Abgemagert bis auf die Knochen waren die 55 Schafe, darunter 17 Lämmer, als der Kreis sie auf richterliche Anordnung beschlagnahmte. Mit Hilfe einer Spezialeinheit der Feuerwehr wurden die Tiere mit einem Viehtransporter abgeholt und vorübergehend in einem Hofheimer Stall untergebracht. Dort werden die verwahrlosten und halb verhungerten Schafe jetzt aufgepäppelt. „38 Schafe waren bis aufs Gerippe abgemagert. Drei Tiere lahmten und bei einem Tier fanden wir bei einer Klaue Eiter, sodass das Schaf das Bein nicht mehr aufsetzen konnte“, stellt Axel Detels, Leiter des Amtes für Verbraucherschutz und Veterinärwesen, die Ernsthaftigkeit der Lage klar. Das gesamte Horn der Klaue musste entfernt werden. Die kranken Tiere erhalten nun endlich medizinische Versorgung.

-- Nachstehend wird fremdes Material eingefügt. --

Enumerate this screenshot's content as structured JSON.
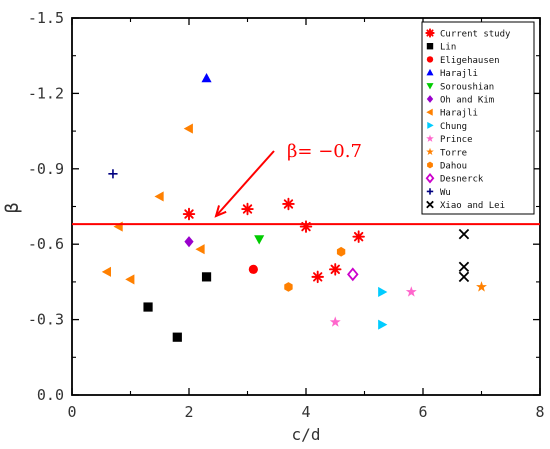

Bauer holte die Tiere aus Mitleid zu sich

Der Tierarzt schaut regelmäßig nach den Vierbeinern. Dem Halter der Herde, gegen den der Kreis wegen des Verstoßes gegen das Tierschutzgesetz ermittelt, scheint das Wohl der Tiere egal zu sein: Es ist nicht das erste Mal, dass die Schafe Hunger leiden mussten. In Diedenbergen hatten sie schon vor Hunger einen Zaun niedergetreten und das Korn des Nachbarfeldes gefressen. „Die Tiere brachen öfter aus ihrem Gelände aus, die Polizei Hofheim war mehrfach im Einsatz“, verrät Detels. Danach fehlte von der Herde samt des Besitzers jede Spur. Ein Langenhainer hatte die unversorgten Tiere aus Mitleid zu sich geholt, wie er dem Veterinäramt mitteilte. Der Tierhalter reagierte nicht auf mündliche und schriftliche Belehrungen über die Fütterungspflicht. Eine Verwaltungsanordnung wurde ignoriert. Der Zustand der Tiere ist immer noch kritisch: „Sie sind nach wie vor abgemagert und sehr schwach, viele apathisch“, sagt Detels: „Verendet ist bisher kein Tier, sie sind aber so schwach, dass sie noch längst nicht über den Berg sind.“ Der Halter kann trotzdem vor Gericht gehen. Aus tierärtztlicher Sicht sei eine Rückgabe aber nicht zu verantworten, sagt Detels.